I would really like to thank all of you for hanging around here. In particular I’d like to thank @msatokotsubi and @rgriscom for running the Coffee Hour and Writing Group, both going strong!
What is this, the Oscars?
Suggestion box
Do you have opinions, suggestions, or ideas about what we could do to improve the site or make it more useful?
We’re still “invite-only”… is that cool?
We’re still pretty small (101 users total, fewer active members). There are a couple steps to join, and that has probably resulted in some people not bothering. On the other hand, maybe that filters out people who are really interested? Should we make the site less invite-only? Personally I’m more interested in making the site better and more helpful than having many more users, but is that exclusionary?
Wishlist
My wishes for the site in the coming year… what are yours?
Support for glossing. I think if the site could support some sort of glossing syntax that would render interlinears in a nice way, we could actually discuss grammatical topics as well as the stuff we already talk about. That would be fun. If anyone is interested in hacking on this with me, that would be awesome. (It would probably involve doing some posting and reading on https://meta.discourse.org/, the user group for this forum software, for starters.)
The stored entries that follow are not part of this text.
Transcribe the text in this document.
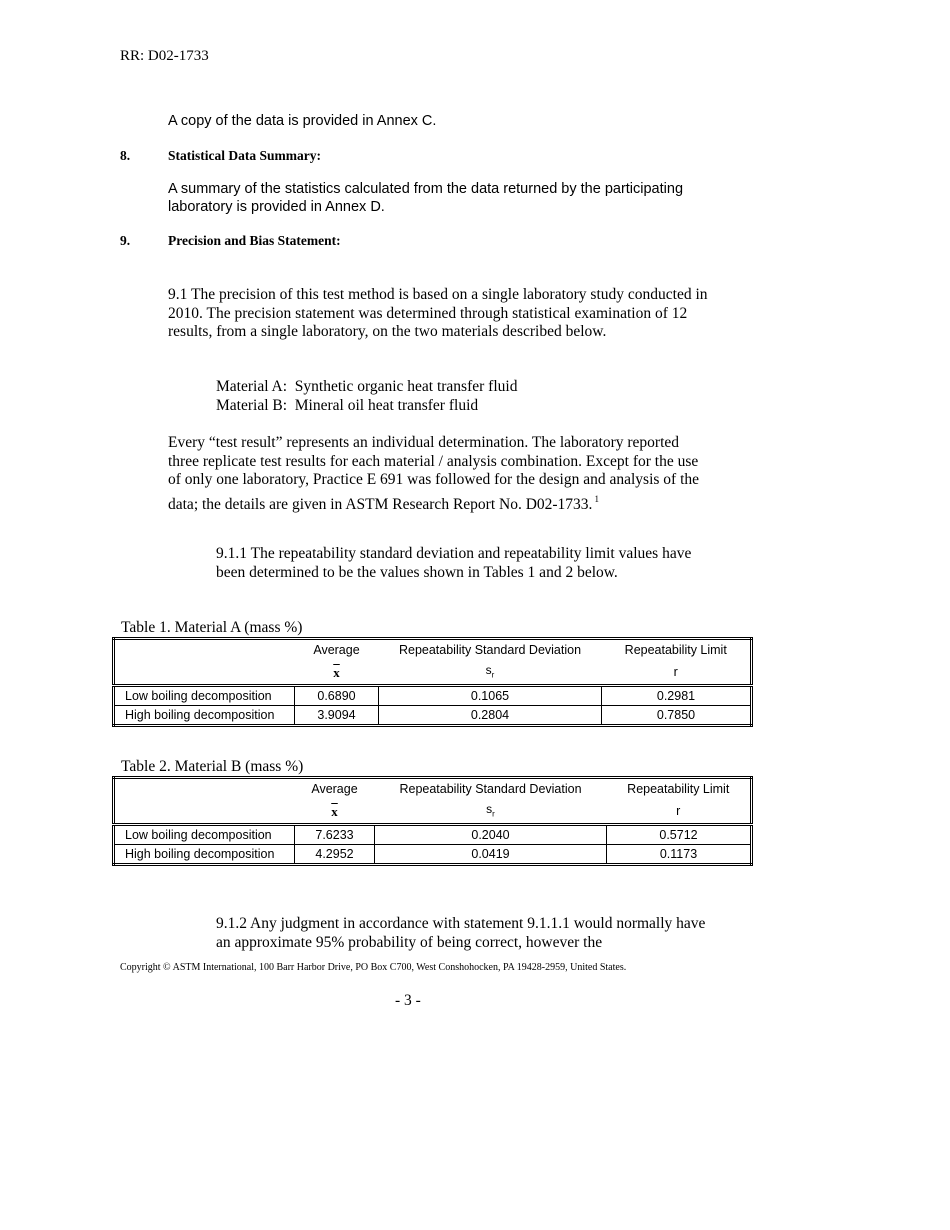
RR: D02-1733

A copy of the data is provided in Annex C.

8.	Statistical Data Summary:

A summary of the statistics calculated from the data returned by the participating laboratory is provided in Annex D.

9.	Precision and Bias Statement:

9.1 The precision of this test method is based on a single laboratory study conducted in 2010. The precision statement was determined through statistical examination of 12 results, from a single laboratory, on the two materials described below.

Material A:  Synthetic organic heat transfer fluid

Material B:  Mineral oil heat transfer fluid

Every “test result” represents an individual determination. The laboratory reported three replicate test results for each material / analysis combination. Except for the use of only one laboratory, Practice E 691 was followed for the design and analysis of the data; the details are given in ASTM Research Report No. D02-1733. $^1$

9.1.1 The repeatability standard deviation and repeatability limit values have been determined to be the values shown in Tables 1 and 2 below.

Table 1. Material A (mass %)

	Average	Repeatability Standard Deviation	Repeatability Limit
	$\overline{x}$	$s_r$	r
Low boiling decomposition	0.6890	0.1065	0.2981
High boiling decomposition	3.9094	0.2804	0.7850

Table 2. Material B (mass %)

	Average	Repeatability Standard Deviation	Repeatability Limit
	$\overline{x}$	$s_r$	r
Low boiling decomposition	7.6233	0.2040	0.5712
High boiling decomposition	4.2952	0.0419	0.1173

9.1.2 Any judgment in accordance with statement 9.1.1.1 would normally have an approximate 95% probability of being correct, however the

Copyright © ASTM International, 100 Barr Harbor Drive, PO Box C700, West Conshohocken, PA 19428-2959, United States.

- 3 -
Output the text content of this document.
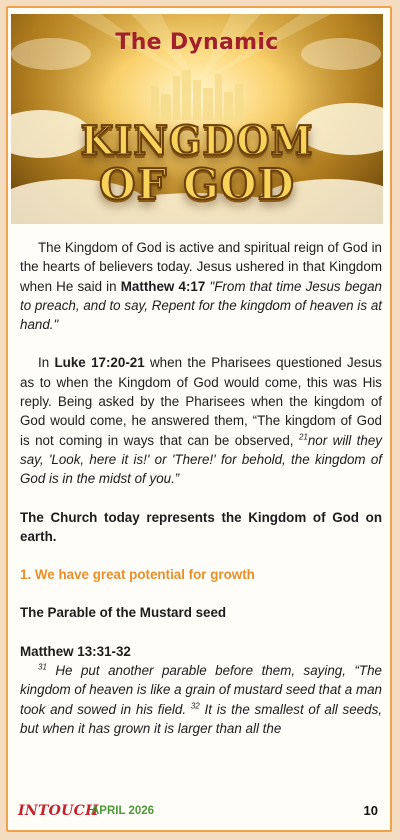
The Dynamic
KINGDOM
OF GOD

The Kingdom of God is active and spiritual reign of God in the hearts of believers today. Jesus ushered in that Kingdom when He said in Matthew 4:17 "From that time Jesus began to preach, and to say, Repent for the kingdom of heaven is at hand."

In Luke 17:20-21 when the Pharisees questioned Jesus as to when the Kingdom of God would come, this was His reply. Being asked by the Pharisees when the kingdom of God would come, he answered them, “The kingdom of God is not coming in ways that can be observed, $^{21}$nor will they say, 'Look, here it is!' or 'There!' for behold, the kingdom of God is in the midst of you.”

The Church today represents the Kingdom of God on earth.

1. We have great potential for growth

The Parable of the Mustard seed

Matthew 13:31-32

$^{31}$ He put another parable before them, saying, “The kingdom of heaven is like a grain of mustard seed that a man took and sowed in his field. $^{32}$ It is the smallest of all seeds, but when it has grown it is larger than all the

INTOUCH
APRIL 2026	10
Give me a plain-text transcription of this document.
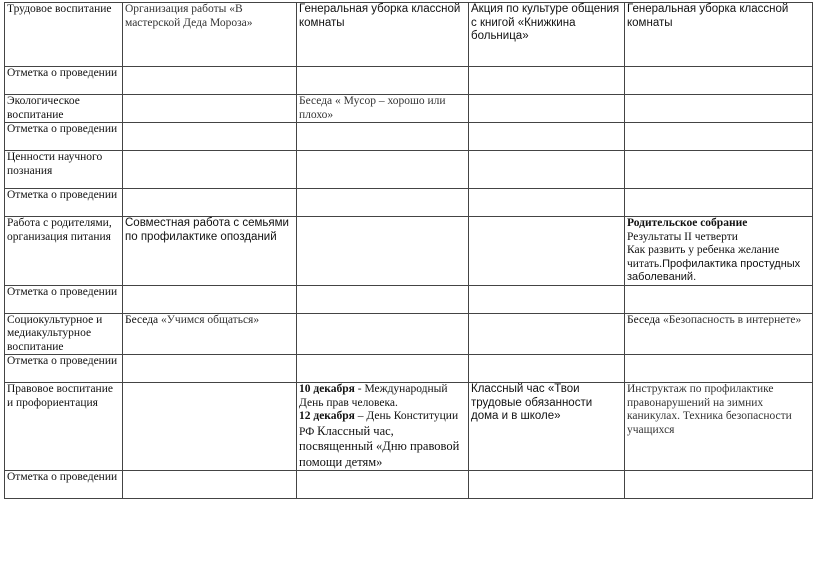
Трудовое воспитание	Организация работы «В мастерской Деда Мороза»	Генеральная уборка классной комнаты	Акция по культуре общения с книгой «Книжкина больница»	Генеральная уборка классной комнаты
Отметка о проведении				
Экологическое воспитание		Беседа « Мусор – хорошо или плохо»		
Отметка о проведении				
Ценности научного познания				
Отметка о проведении				
Работа с родителями, организация питания	Совместная работа с семьями по профилактике опозданий			Родительское собрание
Результаты II четверти
Как развить у ребенка желание читать.Профилактика простудных заболеваний.

Отметка о проведении				
Социокультурное и медиакультурное воспитание	Беседа «Учимся общаться»			Беседа «Безопасность в интернете»
Отметка о проведении				
Правовое воспитание и профориентация		10 декабря - Международный День прав человека.
12 декабря – День Конституции РФ Классный час, посвященный «Дню правовой помощи детям»	Классный час «Твои трудовые обязанности дома и в школе»	Инструктаж по профилактике правонарушений на зимних каникулах. Техника безопасности учащихся
Отметка о проведении				
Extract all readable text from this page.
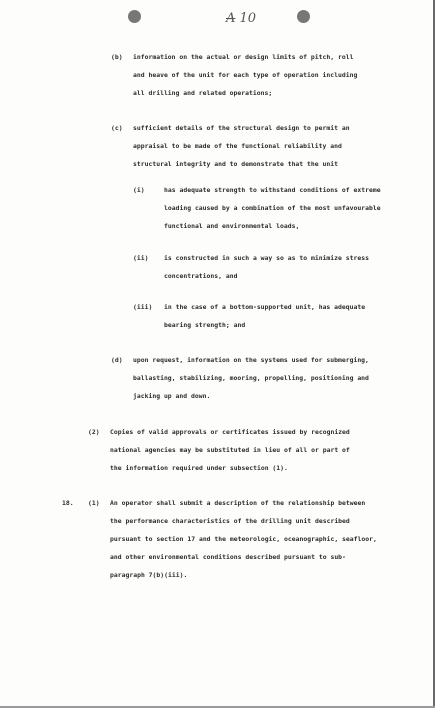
A 10
(b) information on the actual or design limits of pitch, roll
and heave of the unit for each type of operation including
all drilling and related operations;
(c) sufficient details of the structural design to permit an
appraisal to be made of the functional reliability and
structural integrity and to demonstrate that the unit
(i)	has adequate strength to withstand conditions of extreme
loading caused by a combination of the most unfavourable
functional and environmental loads,
(ii) is constructed in such a way so as to minimize stress
concentrations, and
(iii) in the case of a bottom-supported unit, has adequate
bearing strength; and
(d) upon request, information on the systems used for submerging,
ballasting, stabilizing, mooring, propelling, positioning and
jacking up and down.
(2) Copies of valid approvals or certificates issued by recognized
national agencies may be substituted in lieu of all or part of
the information required under subsection (1).
18. (1) An operator shall submit a description of the relationship between
the performance characteristics of the drilling unit described
pursuant to section 17 and the meteorologic, oceanographic, seafloor,
and other environmental conditions described pursuant to sub-
paragraph 7(b)(iii).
An increase in posts. I’ve never run a site like this, so I don’t really know what it takes to encourage activity. I have found that even if I myself just post three or four times in a week, the rate of other people posting speeds up. Activity breeds activity, I guess.
Utility for language community outside of academia. What could we do here to help communities beyond academia? This forum has support for groups and things like that, perhaps we could offer help in hosting group discussions (say, if people are getting tired of Facebook).
Moderators? I think moderators can make a huge difference on these sites. I use some other instances of this software (discourse) that have great moderation, and I think that’s a huge part of why those site remain so active. Of course, there’s not much need for moderation if the rate of posting is slow. Or maybe it’s the other way around.
Anyway, thanks for reading and being a part of this little community. It’s been a hard year for everyone. Our work still matters.